Dann Steinbutt, etwas zu gut gebraten/gegart und an einer feinen Tomatenessenz serviert, die mit reichlich Butter aufmontiert war. Dazu etwas Tomatenschaum, -Flocken, -Schnitze sowie Artischocken, wobei die Beilagen nicht so recht zum Tragen kamen.

Die Lasagnetta, angekündigt mit jungen Zwiebeln (Cipolotti) und Steinpilzen lebte vor allem vom dominanten Ricotta zwischen den Teigblättern, der ähnlich wie der Milchreis alles andere geschmacklich plattwalzte. Weder die Steinpilze noch das Gemüse konnte sich hier entfalten, als Ganzes wirkte der Gang zu mächtig ohne ohne viel Finesse.

Das galt leider auch für den Hauptgang, Taubenbrüstchen unter einer dicken Kräuterhaube, dazu Schwarzwurzeln und eine zu klebrige weisse Polenta. Der Taubenjus war mir zu wenig kräftig, auch die Kräuter konnten keinen rechten Akzent setzen. Auch aus der geschmorte Keule hätte man mehr herausholen können, schien mir. Insgesamt war der Gang nicht schlecht, aber auch nicht so überraschend, dass man sich noch lange daran erinnern würde.

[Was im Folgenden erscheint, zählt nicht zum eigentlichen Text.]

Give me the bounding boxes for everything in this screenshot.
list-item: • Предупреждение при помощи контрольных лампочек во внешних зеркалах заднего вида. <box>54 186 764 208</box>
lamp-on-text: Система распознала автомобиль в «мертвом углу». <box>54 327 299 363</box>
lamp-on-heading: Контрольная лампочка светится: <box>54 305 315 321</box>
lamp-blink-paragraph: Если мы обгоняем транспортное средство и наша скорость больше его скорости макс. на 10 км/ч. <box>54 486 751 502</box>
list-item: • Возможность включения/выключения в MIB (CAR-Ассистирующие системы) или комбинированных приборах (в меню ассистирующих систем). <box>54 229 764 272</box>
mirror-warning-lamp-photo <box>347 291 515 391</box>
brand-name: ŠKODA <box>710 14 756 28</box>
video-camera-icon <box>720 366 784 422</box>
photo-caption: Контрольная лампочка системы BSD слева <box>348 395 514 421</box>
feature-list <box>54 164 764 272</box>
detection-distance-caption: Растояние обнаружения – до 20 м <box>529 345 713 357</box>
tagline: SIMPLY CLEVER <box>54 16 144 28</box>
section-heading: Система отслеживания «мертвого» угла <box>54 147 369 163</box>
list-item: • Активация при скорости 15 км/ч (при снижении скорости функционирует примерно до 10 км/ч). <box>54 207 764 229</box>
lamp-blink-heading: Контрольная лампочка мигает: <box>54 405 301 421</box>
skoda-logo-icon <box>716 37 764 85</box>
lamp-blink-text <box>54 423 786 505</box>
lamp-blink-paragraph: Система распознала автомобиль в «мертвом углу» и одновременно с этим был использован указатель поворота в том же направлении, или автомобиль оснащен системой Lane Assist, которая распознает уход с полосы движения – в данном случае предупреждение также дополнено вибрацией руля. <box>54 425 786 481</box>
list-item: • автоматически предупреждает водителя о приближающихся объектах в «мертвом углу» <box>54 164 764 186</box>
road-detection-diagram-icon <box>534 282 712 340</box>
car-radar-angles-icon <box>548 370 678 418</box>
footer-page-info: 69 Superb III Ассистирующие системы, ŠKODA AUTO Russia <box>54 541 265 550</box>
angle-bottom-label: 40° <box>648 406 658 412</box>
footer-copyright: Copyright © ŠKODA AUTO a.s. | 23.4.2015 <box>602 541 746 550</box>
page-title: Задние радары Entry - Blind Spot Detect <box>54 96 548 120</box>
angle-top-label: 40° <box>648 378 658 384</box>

So oder so ähnlich gilt das auch für den Abschluss: Vordessert (Limmetenschaum und -Granité mit Rohrzucker) und Dessert (exotische Frühchte, Mangosorbet, Passionsfrucht-Crème-Brulée waren gut, aber nicht grossartig, die Friandises zum Kaffee sahen - mit Ausnahme der wunderbaren, gebrannten Haselnüsse - etwas gar hausfrauenartig aus.

Fazit: Man kann von Antonio Colaianni mehr erwarten, und man sollte ihm Zeit geben. Er hat erst vor drei Wochen angefangen mit einem Team, das er nicht kannte. Das Menü spiegelt das wider, es hat noch keine durchgehende Handschrift und schwankt zwischen sehr gut bis ordentlich. Aber Colaianni ist ein hervorragender Koch, ich bin überzeugt, in ein paar Monaten wird man das besser sehen können.

Atmosphäre: Das "Mesa" ist ein angenehmes Lokal, passend zum Kreis 6, elegant, ohne übertriebenen Luxus-Chichi. Das Publikum ist angenehm gemischt und das Personal wie gesagt sehr angenehm.

Preise: Obere Liga, das Fleischmenü mit sieben Gängen kommt auf Fr. 198.- zu stehen, aber vor allem die Weinkarte hat eine sportliche Preisgestaltung: dreistellige Beträge für eine Flasche sind die Regel. Auch offene Weine und Mineralwasser sind teuer.

Restaurant:Mesa
Koch:Antonio Colaianni
Adresse:Weinbergstrasse 75, 8006 Zürich
Öffnungszeiten:Sonntags und montags geschlossen
Kommentare:
kuechenreise.com
Das war ja schnell besucht und noch schneller gesschrieben (Mr. Real Picky Gourmet ist doch sonst bestrebt, immer der erste zu sein ... ;-) ). Schade um das "alte" Mesa, doch auch im neuen Format klingt das ganze spannend, wenn auch noch nicht zu voller Form aufgelaufen... Danke für den guten Bericht!